I dreamt I was a computer-generated doll, wandering round a much tidier house than mine, with other toys, the usual tales of derring-do and rescuing with easy morals and simple answers. I was the maverick type rather than the hero, some sort of Aviatrix doll, in tough no-nonsense flying leathers and one of those aviator's helmets, glued to my head, hiding my secret shame; I was a female doll with no hair. It felt very strange, moving my plastic exoskeleton of a body, especially with the wierd elasticity the CGI had gifted me. It felt like the ?particles ?molecules ?cells of my body were not attached but sliding over each other, to create a smooth, effortless motion which should have been impossible for a hunk of plastic, paint, and glue. I woke up feeling vaguely disappointed that given this marvellous set-up I had fetched up in the same old safe-as-houses disneyfied PG story. Ah well, at least I woke up before I was shown by the hero that I could beautiful, even without hair, and I didn't have to do any singing.

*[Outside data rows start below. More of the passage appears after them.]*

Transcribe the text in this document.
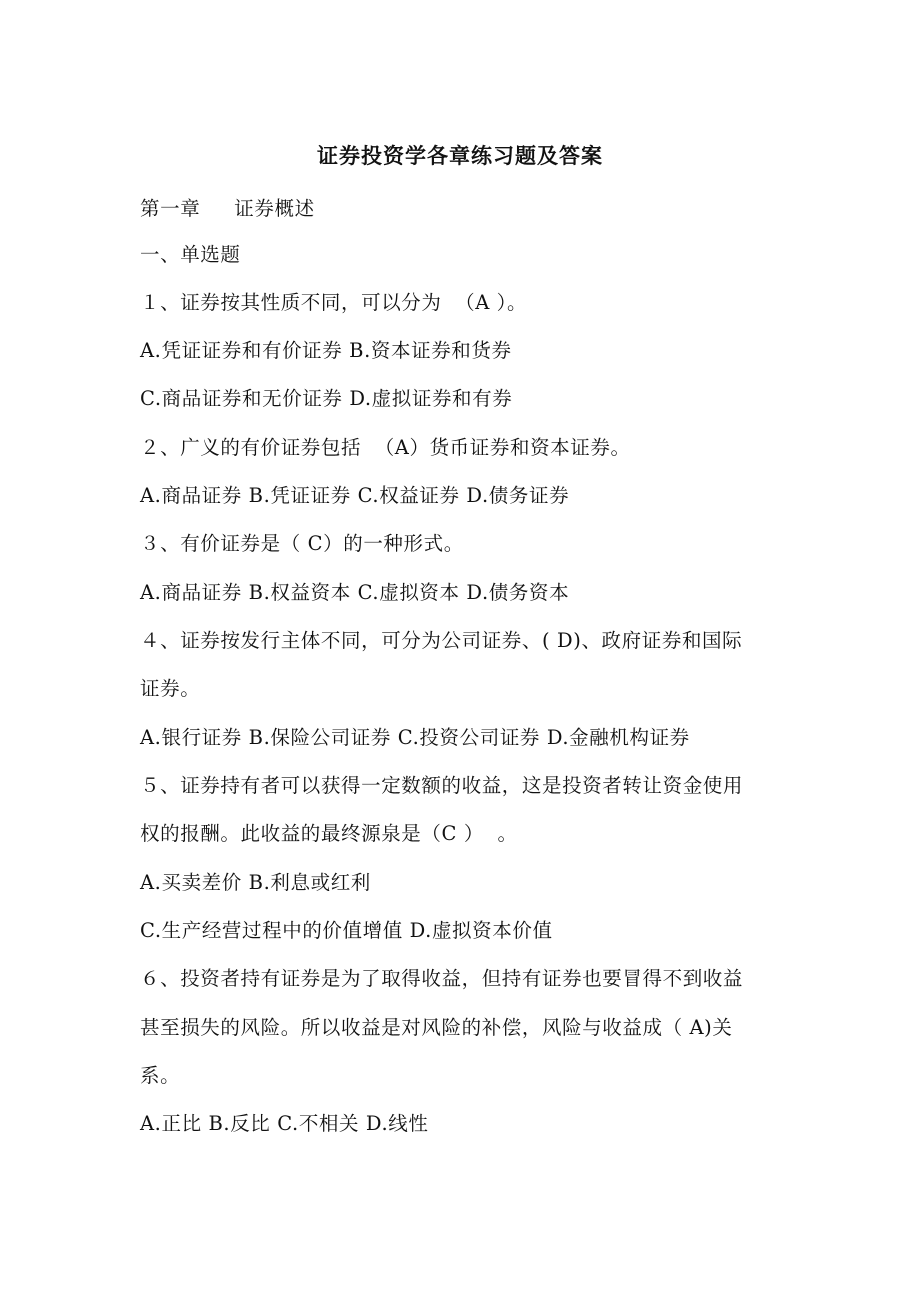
证券投资学各章练习题及答案
第一章     证券概述
一、单选题
１、证券按其性质不同，可以分为  （A ）。
A.凭证证券和有价证券 B.资本证券和货券
C.商品证券和无价证券 D.虚拟证券和有券
２、广义的有价证券包括  （A）货币证券和资本证券。
A.商品证券 B.凭证证券 C.权益证券 D.债务证券
３、有价证券是（ C）的一种形式。
A.商品证券 B.权益资本 C.虚拟资本 D.债务资本
４、证券按发行主体不同，可分为公司证券、( D)、政府证券和国际
证券。
A.银行证券 B.保险公司证券 C.投资公司证券 D.金融机构证券
５、证券持有者可以获得一定数额的收益，这是投资者转让资金使用
权的报酬。此收益的最终源泉是（C ）  。
A.买卖差价 B.利息或红利
C.生产经营过程中的价值增值 D.虚拟资本价值
６、投资者持有证券是为了取得收益，但持有证券也要冒得不到收益
甚至损失的风险。所以收益是对风险的补偿，风险与收益成（ A)关
系。
A.正比 B.反比 C.不相关 D.线性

I seem to be dreaming in genre a bit at the moment. On the whole, last week's Manga extravaganza was better. We got to blow up the world from orbit in that.

This morning. Morning. morning ...

My miniature Zen garden looks like it was raked by a miniature monk with palsy, and I keep typing w instead of the letter I'm intending to type. This morning I cycled in singing on my bike (I often do), David Bowie's turn this morning:

Andy walking, Andy tired,
Andy take a little snooze,
Tie him up when he's fast asleep,
Send him on a pleasant cruise.
When he wakes up on his own,
He's sure to think of me and you;
He'll think about paint and he'll think about glue,
What a jolly boring thing to do.

Except that whenever I was stopped at the lights, I'd get as far as "takes a little snooze" and then start looping and my head would start nodding, falling asleep on your bike isn't wise. Damn. I also keep typing backspace for return.

David Bowie's wrong about paint and glue. They're interesting to think about. I phoned Mum to ask if she'd been blown away yesterday and she told me she'd found some new pencils which you can sketch with and then skim over with water, and it looks like a pencil with ink wash. Mind you, she lives just down the road from Derwent, the home of the British pencil. Maybe she'll send me some.

I'm tired because there were sirens, strange noises, and red flashing lights last night, though I think some of the noises and all of the lights were in my head. I sat there, scared, unable to sleep or turn a light on. Not scared of anything, just scared. I go to bed all responsible (work night) instead of staying up all night writing PP, and this is what I get. I'm crap. My head is crap.

Weird, I small like vitamin pills.

Spent last night collaging and watching Sci Fi. Instead of Millennium and The Prophecy II, it was Now and Again and Warlock. Either I was deeply confused, or TV Quick was. Now and Again suffered from galloping subplots so lame I occasionally had to use the mute button, but Warlock was a scream. Julian Sands and Richard E. Grant playing time-travelling Warlock and Witchunter on a wild McGuffin hunt through America. Think Terminator but from the other direction in time (the person making the film clearly did) with the end-of-the-world being based in magic instead of technology. Sands sneered and camped and cut off body parts with gay abandon, Grant rolled his eyes madly, exercised his impaling arm, and played Mr Exposition in a completely inexplicable accent. Toshtastic.

I'm so confused. They're taking away my office, which I thought had finally answered my question about whether or not I want this shit job. But now they're bribing me again. Properly fitted-up laptops I can carry out to the small ones, Freeserved and Dreamweavered to turn me into the fully nomadic web-whacker. And now a digital camcorder, and not just any camcorder, either, this one. I'm massively bewildered. WHAT DO YOU WANT OF ME?

In other news, my boss broke a blood vessel in her eye diving (eeeeuw) and won't be back at work for a while. I've given up counting the number of things that are going wrong.